Computational tools often help in studying complex parameters that are difficult to measure in experimental models, including fluid flow, stress, pressure, temperature, etc. In addition, they can also assist in optimising the design of a technology. This has led to their increased usage in the preclinical stages of drug discovery. In the last decade, there has been a rise in the use of microphysiological systems-based models, such as organoids and organs-on-chip and computational methods are emerging as an important tool in MPS investigations. 

Some of areas where numerical or computational simulations play a role include understanding the fluid flow and mass transfer in the MPS model, development of nanoparticles, and optimizing the MPS devices.

Fluid Flow

One of the key components in the functioning of an organ-on chip device is the fluid flow which governs other parameters, such as velocity, shear stress, concentration of vital parameters (oxygen, glucose), and temperature. The flow of culture medium also ensures the presence of adequate nutrients and thus, regulating and understanding the flow properties is critical to the functioning of organ chips. A research group, using a combination of experimental and numerical simulations, found that an increase in shear stress could lead to an increase inactive oxygen species. In another study, researchers developed a computational model of a microfluidic device and incorporated flow-induced shear stress to monitor cell-secreted biomolecules. Using numerical simulations, researchers tested the oxygen concentration in the interior of a tumor spheroid in response to two different velocities of the culture medium. They found that lower velocity corrosponded to insufficient oxygen concentration that is not amenable for spheroid growth.

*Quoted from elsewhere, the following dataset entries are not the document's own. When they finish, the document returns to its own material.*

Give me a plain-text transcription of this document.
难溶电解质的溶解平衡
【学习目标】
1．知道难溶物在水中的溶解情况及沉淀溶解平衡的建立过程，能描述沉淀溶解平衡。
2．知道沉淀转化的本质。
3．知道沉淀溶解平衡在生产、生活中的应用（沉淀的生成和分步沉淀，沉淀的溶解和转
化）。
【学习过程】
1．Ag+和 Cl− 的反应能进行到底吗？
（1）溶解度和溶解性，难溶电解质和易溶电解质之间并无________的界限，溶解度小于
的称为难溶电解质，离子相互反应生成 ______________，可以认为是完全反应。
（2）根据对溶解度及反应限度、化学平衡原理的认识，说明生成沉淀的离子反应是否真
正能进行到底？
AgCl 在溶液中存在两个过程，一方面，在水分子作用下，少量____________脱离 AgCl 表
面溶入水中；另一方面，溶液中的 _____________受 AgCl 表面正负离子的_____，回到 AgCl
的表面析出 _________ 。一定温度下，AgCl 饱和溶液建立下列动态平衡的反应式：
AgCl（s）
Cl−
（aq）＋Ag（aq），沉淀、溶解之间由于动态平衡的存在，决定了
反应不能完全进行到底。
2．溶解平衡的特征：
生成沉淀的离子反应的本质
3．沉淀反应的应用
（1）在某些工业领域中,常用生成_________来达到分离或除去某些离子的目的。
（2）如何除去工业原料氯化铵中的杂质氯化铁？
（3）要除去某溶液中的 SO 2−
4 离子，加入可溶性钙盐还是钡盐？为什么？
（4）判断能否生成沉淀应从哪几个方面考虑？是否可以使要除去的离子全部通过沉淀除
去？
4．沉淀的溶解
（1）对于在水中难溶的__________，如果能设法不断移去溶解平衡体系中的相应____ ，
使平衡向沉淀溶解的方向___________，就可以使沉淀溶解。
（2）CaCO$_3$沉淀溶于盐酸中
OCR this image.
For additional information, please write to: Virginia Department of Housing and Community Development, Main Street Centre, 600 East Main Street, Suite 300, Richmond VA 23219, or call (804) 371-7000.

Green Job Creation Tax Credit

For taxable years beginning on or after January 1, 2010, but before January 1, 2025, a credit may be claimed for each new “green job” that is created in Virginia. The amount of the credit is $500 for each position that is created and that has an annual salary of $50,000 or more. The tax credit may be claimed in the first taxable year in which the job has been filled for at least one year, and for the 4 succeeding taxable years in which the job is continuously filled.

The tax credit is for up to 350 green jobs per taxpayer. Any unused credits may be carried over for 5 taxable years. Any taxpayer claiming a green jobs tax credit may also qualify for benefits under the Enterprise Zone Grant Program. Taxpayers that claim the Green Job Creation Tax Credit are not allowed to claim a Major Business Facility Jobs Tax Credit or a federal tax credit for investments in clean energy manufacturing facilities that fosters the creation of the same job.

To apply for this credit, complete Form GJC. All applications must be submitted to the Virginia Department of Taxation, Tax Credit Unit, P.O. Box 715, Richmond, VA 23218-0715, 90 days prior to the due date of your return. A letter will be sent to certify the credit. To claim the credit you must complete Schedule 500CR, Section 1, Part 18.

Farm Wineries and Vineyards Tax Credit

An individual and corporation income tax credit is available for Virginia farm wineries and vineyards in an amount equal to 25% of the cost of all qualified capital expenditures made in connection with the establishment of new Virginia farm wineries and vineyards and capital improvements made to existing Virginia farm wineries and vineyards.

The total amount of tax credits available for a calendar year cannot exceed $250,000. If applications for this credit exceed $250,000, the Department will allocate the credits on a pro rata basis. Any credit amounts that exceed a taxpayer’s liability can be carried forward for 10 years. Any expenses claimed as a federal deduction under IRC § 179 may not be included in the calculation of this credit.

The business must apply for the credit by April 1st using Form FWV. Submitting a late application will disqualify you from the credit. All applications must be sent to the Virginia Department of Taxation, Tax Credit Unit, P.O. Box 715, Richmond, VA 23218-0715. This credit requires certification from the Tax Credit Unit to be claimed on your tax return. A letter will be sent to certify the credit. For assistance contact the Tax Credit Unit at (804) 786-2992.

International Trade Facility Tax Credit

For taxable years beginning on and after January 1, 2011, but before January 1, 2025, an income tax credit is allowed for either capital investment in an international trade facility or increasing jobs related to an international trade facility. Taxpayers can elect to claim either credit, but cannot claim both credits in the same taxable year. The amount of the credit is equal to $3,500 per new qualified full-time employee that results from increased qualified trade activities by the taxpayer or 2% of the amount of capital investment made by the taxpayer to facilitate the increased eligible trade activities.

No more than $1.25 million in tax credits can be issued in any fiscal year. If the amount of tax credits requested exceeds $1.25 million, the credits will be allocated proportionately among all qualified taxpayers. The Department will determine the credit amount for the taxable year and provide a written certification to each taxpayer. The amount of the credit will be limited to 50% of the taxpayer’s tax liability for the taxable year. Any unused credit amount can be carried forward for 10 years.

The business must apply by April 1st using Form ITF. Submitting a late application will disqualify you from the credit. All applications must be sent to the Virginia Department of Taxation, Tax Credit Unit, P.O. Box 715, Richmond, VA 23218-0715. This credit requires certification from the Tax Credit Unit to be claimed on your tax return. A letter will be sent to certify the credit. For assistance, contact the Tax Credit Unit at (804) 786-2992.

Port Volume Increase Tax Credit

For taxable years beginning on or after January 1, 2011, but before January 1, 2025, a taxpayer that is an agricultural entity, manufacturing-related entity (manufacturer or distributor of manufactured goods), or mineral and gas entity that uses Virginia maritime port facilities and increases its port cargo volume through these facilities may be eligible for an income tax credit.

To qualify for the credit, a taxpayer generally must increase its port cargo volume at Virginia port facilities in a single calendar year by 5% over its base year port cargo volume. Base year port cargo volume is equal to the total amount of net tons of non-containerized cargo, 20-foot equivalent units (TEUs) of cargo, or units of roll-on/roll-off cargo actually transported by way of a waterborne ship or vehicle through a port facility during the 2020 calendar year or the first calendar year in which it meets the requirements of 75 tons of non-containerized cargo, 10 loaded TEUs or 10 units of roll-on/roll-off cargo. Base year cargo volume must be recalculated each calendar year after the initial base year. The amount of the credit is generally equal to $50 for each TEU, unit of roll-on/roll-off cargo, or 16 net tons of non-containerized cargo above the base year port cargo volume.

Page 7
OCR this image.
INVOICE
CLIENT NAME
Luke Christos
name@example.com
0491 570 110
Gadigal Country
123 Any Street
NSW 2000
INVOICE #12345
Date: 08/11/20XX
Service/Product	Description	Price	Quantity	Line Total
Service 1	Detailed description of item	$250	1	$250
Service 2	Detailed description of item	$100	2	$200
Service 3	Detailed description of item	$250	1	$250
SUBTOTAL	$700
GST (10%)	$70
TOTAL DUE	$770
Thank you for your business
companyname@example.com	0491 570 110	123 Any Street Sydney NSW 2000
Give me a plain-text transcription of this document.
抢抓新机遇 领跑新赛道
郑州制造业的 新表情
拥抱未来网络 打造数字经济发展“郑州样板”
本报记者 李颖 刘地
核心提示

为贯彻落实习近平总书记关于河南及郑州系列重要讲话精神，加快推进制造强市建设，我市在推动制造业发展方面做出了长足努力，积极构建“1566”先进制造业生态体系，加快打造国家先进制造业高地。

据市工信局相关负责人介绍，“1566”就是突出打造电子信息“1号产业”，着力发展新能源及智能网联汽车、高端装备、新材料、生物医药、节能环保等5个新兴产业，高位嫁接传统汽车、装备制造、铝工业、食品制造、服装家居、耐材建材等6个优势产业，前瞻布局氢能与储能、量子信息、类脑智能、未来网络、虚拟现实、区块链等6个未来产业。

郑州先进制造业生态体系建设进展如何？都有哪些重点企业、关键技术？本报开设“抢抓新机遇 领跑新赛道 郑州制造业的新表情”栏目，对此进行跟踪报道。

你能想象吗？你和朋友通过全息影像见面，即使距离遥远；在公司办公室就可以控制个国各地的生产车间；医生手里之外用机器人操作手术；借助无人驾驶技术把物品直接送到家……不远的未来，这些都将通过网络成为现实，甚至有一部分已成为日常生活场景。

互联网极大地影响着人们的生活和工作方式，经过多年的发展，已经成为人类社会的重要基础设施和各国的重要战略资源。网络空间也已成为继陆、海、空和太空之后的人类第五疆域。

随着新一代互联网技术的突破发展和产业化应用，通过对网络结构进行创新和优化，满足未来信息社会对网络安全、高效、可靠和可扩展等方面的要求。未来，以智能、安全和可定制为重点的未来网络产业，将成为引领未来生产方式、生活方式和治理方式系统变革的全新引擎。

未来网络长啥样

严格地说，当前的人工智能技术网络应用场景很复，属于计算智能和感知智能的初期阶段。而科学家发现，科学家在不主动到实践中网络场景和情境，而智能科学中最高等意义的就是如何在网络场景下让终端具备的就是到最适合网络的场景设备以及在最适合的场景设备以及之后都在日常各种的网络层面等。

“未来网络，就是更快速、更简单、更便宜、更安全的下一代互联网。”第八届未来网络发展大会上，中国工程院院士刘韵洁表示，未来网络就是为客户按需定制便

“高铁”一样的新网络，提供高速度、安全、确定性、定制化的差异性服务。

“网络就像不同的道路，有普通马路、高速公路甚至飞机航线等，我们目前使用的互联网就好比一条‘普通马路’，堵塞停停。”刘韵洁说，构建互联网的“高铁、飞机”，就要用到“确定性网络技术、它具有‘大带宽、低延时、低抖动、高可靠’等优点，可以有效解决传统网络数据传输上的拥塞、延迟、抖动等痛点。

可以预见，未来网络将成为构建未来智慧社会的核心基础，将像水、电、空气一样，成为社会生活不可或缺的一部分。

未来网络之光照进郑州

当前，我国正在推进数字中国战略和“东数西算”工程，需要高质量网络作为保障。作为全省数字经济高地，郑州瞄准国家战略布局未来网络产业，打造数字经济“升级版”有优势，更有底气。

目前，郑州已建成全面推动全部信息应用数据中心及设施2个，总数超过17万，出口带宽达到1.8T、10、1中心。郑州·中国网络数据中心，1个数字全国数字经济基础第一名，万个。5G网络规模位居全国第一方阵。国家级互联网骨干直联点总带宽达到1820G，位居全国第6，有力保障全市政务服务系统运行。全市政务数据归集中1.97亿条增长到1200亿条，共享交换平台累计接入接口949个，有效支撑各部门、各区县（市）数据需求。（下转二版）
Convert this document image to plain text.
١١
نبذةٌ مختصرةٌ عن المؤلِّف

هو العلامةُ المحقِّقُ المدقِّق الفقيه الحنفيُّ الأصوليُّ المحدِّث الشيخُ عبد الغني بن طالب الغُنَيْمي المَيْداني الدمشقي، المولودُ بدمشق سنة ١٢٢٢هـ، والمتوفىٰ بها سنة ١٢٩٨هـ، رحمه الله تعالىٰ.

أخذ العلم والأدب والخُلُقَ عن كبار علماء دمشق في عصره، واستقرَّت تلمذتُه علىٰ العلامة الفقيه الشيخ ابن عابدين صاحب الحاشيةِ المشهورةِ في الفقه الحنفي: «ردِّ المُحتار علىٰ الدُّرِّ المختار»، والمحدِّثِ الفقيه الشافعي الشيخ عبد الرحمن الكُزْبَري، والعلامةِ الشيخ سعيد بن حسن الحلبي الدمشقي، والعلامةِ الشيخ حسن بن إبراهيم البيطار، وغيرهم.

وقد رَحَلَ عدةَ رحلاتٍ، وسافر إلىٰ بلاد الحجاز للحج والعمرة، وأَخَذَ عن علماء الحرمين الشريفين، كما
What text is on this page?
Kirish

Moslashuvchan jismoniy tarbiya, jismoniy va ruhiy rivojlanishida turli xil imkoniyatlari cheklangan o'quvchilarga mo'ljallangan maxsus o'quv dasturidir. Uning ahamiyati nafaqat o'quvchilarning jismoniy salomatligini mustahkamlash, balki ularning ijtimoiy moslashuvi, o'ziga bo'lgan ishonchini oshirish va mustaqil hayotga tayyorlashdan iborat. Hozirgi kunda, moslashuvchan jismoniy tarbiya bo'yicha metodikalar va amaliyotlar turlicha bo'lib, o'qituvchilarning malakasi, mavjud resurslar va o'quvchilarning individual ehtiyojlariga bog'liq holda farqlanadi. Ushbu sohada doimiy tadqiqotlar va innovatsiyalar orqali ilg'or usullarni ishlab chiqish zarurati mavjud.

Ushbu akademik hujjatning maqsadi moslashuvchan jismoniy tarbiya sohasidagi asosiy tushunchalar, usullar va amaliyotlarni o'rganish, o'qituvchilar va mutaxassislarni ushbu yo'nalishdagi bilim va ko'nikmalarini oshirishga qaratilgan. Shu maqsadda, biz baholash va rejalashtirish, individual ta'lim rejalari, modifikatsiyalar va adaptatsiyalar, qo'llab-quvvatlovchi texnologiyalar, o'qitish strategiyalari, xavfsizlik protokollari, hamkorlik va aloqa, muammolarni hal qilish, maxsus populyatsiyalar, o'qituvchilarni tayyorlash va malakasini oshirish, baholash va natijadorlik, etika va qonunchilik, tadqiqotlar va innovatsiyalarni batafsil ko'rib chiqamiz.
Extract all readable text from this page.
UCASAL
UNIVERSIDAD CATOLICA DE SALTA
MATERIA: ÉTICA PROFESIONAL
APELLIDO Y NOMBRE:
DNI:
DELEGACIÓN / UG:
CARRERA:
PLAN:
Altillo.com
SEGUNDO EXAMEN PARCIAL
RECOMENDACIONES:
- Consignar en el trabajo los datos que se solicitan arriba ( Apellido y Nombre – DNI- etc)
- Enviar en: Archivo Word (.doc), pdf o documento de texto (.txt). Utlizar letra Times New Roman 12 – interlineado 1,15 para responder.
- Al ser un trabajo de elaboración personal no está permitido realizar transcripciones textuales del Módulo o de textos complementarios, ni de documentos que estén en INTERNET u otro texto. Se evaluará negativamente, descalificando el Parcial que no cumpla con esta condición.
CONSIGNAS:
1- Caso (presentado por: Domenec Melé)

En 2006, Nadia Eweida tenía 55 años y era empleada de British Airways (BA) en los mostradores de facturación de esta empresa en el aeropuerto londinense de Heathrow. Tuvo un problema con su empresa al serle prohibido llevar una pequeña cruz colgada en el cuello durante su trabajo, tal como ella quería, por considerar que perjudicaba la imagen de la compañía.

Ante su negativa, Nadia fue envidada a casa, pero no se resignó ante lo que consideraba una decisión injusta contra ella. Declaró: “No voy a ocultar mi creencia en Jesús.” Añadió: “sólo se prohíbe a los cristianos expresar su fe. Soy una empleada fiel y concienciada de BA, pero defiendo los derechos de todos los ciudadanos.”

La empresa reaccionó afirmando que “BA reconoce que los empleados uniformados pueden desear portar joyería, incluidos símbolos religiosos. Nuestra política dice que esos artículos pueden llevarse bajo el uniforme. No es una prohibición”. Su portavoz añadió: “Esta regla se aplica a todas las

Figure: Fluid flow in an organ chip.

(Reproduced from Carvalho et al. 2021 under CC license)

Temperature is another critical parameter as it can influence not just the environment, but also the function and behavior of the cells. Using a simulation involving heat transfer and fluid flow, a research group was able to obtain the temperature gradient that the proposed chip could reach, and they also showed it was capable of mimicking physiological temperatures. 

Nanoparticle Simulations

Nanoparticles have generated substantial interest in the past decades due to their use as a drug deleivery system. However, many of their properties, including size and shape involve optimisation to generate desired cellular response. Researchers are performing computational and experimental studies to understand the transport of nanoparticles within organ on chip devices. In a study, the correlation between the diameter of nanoparticles and fluid flow was determined. Numerical simulations also revealed information regarding the effect of tumour microenvironment on the dynamic transport behavior of nanoparticles.

System optimisation

Using numerical simulations to optimise the organ on chip device is one of the critical steps during its design. Thus, researchers can accelerate the development of more efficient models in a time and cost effective manner. For example, one study developed a microfluidc chip to screen individual cancer cells, and simulations were performed to understand the timescale for autophagy, a process by which cells remove and recycle damaged organelles. This allowed the researchers to estimate the timescale of viability of the experiment, which in turn saved time and resources.

During the design of microfluidic devices, micropillars are often added to increase the surface/volume ratio which would in turn increase the efficiency of the chip. Numerical simulations have often helped to optimize the design and space between the micropillars for estimating the appropriate diffusion rates of the nutrients.  

Thus, computational models can help in accelerating the growth of organ on chip technology. However, certain challenges still remain. For example, most computational studies do not provide details regarding the simulations, which make it difficult to reproduce these studies. In addition, as the organ on chip devices become increasingly complex involving several physical and chemical process along with biological events, it becomes challenging to model these in a numerical model. 

However, the field of computational tools has advanced at a tremendous pace in the recent years, and continues to grow, indicating the very strong role this field is currently playing and would continue to do in the area of developing microphysiological systems models.